Leadership

How to Win the Mental Game With the 5 Second Rule


FEI 2018 Financial Leadership Summit speaker Mel Robbins explains how a simple rule has helped people, teams, and businesses around the world change for the better.

There’s a gap between confidence and self-doubt, between the moments where you’re going to take a risk and the fear stopping you. According to Award-Winning CNN Contributor and Life Coach Mel Robbinsthe secret to improving your life take just five seconds.

After 6 months of struggling, everything changed for Robbins. “One night I was watching TV and I was having one of those talks. You know those talks with yourself, ‘Alright, that’s it, tomorrow morning it’s the new you.’” In that moment, Robbins saw the image of a rocket being launched on the TV screen and she had an epiphany: what if the next time she experienced self-doubt, she simply counted back from the number five and did the thing she knew she should do, but was too nervous to execute? The next morning she put it to the test. “That alarm went off and I could feel the self-doubt coming in. But I did something I had never done before. I started counting, just like NASA: five, four, three, two, one. And all of a sudden I’m standing up.” From that point forward, Robbins continued to use the technique to help herself overcome self-doubt and overwhelm.

“As silly as it sounds, my entire life changed because I suddenly had a tool to make different decisions.”

According to Robbins, when you count backwards from five, you’re using a form of metacognition to override the patterns that get encoded in your basal ganglia and draw your focus to your pre-frontal cortex, the part of your brain that gives you control over your thoughts and actions.

Robbins recognizes that this tool is not to be used when making financial decisions, thinking about risk assurance, or talking to your compliance compartment. “It’s not lost on me that your job requires accuracy,” Robbins said to the FEI 2018 Financial Leadership Summit audience early Monday. “I also know that it’s odd that we come to conferences about finance and we talk to you about risk and the last thing that you can be doing is taking a lot of risk… Because of the fact that you’re very successful at thinking about things and making sure things are accurate, it’s not going to be in your nature.”

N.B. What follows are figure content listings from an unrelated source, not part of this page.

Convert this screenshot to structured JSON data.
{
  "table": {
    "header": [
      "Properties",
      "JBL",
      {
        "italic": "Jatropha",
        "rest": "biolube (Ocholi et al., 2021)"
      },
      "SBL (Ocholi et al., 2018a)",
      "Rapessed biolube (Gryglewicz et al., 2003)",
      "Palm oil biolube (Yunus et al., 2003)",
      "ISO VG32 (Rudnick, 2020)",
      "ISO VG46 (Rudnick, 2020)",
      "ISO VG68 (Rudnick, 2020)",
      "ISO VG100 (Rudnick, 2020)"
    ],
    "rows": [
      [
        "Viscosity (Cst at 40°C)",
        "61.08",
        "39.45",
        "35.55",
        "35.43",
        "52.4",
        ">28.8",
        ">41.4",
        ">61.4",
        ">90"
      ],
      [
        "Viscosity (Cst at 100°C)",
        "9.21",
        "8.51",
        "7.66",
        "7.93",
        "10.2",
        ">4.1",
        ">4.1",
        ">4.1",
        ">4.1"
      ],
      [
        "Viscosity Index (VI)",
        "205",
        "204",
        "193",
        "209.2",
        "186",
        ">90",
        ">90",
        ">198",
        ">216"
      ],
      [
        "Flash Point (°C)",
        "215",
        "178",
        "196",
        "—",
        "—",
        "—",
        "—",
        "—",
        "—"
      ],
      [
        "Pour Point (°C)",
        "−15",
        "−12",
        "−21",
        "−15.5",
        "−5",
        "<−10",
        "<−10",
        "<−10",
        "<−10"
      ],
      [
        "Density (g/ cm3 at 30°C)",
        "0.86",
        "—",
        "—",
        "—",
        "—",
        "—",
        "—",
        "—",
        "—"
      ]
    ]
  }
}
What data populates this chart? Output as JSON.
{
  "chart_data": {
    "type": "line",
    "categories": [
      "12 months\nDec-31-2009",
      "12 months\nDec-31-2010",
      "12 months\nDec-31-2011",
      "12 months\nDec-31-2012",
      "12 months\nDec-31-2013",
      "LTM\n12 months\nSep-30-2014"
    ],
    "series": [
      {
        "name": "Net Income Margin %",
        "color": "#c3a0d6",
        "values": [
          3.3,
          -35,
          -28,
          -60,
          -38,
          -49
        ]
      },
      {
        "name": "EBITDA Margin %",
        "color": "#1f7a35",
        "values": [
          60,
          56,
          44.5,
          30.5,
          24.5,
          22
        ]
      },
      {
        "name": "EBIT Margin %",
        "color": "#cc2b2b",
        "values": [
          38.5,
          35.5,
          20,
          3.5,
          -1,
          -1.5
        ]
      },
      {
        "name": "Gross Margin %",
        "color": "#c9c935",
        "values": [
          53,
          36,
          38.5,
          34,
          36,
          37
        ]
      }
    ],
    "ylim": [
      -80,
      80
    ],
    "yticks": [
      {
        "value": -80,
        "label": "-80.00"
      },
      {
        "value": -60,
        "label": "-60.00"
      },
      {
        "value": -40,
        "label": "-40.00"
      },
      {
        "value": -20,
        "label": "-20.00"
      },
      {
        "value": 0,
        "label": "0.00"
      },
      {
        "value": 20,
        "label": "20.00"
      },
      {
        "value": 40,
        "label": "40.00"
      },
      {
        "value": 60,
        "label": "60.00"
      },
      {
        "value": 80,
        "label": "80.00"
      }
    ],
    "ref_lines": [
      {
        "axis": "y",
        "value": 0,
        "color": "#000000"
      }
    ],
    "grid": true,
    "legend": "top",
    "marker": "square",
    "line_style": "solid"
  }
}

But the tool can help business leaders with networking, tough conversations with team members, asking for help and other day-to-day activities that we sometimes choose to put off or avoid. “The five second rule is a tool that’s going to help you push yourself in those small moments. Are you going to speak up or step back? Are you going to micromanage your team or are you going to pull back and let them expand? Are you going to show up at something that makes you nervous? Are you going to have the hard conversation?”